Case Law Details
ITO Vs Rajeev Suresh Gehi (ITAT Mumbai)
ITAT Mumbai held that addition of investment made in India by tax resident of UAE is unsustainable as in terms of Indo UAE tax treaty, the right to tax the income doesn’t belong to India.
Facts-
Assessee is an Indian National, fiscally domiciled in and tax resident of UAE for over three decades and therefore he is eligible for benefit of India UAE Double Taxation Avoidance Agreement. As per information received from the DDIT (Investigation), Mumbai it was noticed that the assessee has paid cash amounting to Rs. 3,65,00,000/- as loan during the year under consideration to M/s Ahuja Group.
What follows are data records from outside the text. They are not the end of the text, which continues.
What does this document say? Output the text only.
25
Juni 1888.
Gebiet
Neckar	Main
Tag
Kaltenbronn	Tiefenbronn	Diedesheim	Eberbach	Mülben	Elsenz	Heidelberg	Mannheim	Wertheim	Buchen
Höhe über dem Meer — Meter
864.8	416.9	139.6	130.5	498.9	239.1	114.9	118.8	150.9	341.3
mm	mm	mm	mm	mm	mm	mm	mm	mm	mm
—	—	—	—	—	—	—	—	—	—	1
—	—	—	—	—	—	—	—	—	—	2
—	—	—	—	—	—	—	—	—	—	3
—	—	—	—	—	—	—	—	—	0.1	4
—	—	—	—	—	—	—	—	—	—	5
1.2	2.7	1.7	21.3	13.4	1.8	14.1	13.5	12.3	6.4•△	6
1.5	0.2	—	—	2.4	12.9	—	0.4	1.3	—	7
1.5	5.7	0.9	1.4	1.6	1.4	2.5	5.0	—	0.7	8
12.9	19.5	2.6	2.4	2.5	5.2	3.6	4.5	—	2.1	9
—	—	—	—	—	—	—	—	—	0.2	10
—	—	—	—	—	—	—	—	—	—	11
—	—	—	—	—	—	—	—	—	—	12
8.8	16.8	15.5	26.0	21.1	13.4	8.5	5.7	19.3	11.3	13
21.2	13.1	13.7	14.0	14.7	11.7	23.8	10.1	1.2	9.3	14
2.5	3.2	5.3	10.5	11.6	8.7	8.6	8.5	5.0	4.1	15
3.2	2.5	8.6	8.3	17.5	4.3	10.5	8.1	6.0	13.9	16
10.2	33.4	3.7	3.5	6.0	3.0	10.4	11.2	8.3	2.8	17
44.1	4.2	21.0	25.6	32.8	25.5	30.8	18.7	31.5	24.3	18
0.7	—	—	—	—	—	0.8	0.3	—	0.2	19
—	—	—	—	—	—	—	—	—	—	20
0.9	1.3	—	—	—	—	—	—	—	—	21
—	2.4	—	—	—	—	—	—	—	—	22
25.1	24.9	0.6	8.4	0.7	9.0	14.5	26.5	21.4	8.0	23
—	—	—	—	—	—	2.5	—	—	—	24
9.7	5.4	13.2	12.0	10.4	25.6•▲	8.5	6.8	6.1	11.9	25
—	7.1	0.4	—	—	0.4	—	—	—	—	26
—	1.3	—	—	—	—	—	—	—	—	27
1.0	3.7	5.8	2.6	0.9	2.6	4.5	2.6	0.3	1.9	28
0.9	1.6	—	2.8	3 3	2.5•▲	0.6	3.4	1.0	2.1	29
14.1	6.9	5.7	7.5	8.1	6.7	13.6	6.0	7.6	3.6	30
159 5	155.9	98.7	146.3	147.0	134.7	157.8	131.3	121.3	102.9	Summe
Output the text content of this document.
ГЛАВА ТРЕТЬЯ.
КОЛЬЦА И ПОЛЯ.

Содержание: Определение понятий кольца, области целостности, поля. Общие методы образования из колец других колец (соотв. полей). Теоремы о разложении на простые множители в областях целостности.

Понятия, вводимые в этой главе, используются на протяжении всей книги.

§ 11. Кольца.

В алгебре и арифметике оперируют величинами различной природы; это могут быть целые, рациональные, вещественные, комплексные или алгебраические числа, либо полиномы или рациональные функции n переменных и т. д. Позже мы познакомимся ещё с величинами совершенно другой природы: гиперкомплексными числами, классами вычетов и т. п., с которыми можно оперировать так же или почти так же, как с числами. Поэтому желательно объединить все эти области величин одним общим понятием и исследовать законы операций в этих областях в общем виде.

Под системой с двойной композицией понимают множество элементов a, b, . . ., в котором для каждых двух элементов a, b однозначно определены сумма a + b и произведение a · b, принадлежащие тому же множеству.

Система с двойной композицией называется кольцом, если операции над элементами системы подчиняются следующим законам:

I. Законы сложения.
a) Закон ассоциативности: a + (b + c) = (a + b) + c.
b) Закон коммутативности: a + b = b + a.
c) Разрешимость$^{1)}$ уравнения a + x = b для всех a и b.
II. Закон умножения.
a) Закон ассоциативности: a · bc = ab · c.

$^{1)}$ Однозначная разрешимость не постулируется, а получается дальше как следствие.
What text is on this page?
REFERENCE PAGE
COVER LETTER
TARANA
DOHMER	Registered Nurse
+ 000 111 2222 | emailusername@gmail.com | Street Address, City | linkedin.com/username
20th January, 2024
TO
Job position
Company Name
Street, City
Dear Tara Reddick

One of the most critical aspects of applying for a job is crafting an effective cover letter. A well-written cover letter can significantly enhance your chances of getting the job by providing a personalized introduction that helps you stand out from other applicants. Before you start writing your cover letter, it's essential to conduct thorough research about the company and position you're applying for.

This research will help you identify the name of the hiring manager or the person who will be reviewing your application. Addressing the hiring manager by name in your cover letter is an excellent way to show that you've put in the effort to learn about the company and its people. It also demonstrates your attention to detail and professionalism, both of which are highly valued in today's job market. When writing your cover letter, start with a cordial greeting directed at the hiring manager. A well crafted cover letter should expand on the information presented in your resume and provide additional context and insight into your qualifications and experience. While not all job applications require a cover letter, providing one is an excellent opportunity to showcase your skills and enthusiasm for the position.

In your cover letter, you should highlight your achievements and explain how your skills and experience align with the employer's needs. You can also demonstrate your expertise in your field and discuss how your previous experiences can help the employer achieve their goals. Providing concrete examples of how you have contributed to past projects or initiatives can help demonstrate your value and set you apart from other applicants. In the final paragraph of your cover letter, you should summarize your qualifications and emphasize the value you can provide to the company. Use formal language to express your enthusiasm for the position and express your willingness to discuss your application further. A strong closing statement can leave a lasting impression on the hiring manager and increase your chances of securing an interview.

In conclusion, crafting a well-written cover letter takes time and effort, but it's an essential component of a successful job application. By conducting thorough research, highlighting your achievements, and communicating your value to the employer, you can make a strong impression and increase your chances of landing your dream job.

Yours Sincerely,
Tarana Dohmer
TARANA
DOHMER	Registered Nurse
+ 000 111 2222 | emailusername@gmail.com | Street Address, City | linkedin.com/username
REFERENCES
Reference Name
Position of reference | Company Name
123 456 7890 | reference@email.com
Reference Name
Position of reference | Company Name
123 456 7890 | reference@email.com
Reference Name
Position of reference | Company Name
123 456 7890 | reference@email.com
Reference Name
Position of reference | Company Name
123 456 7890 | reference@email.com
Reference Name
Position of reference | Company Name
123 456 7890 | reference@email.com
Assessee submitted that only – payment made by him was towards properties purchases and/or advances against such purchases. Further, the assessee denied, to have made undisclosed investment in India. AO did not agree with the submissions of the assessee and treated the amount of Rs. 3,65,00,000/- as unexplained investment of the assessee made from the undisclosed sources and added the same to the total income of the assessee u/s 69 of the Act.
In appellate proceedings before learned CIT(A), the assessee filed copy of Tax Domicile Certificate issued by the Ministry of the Finance, UAE. Accordingly, CIT(A) allowed the appeal filed by the assessee.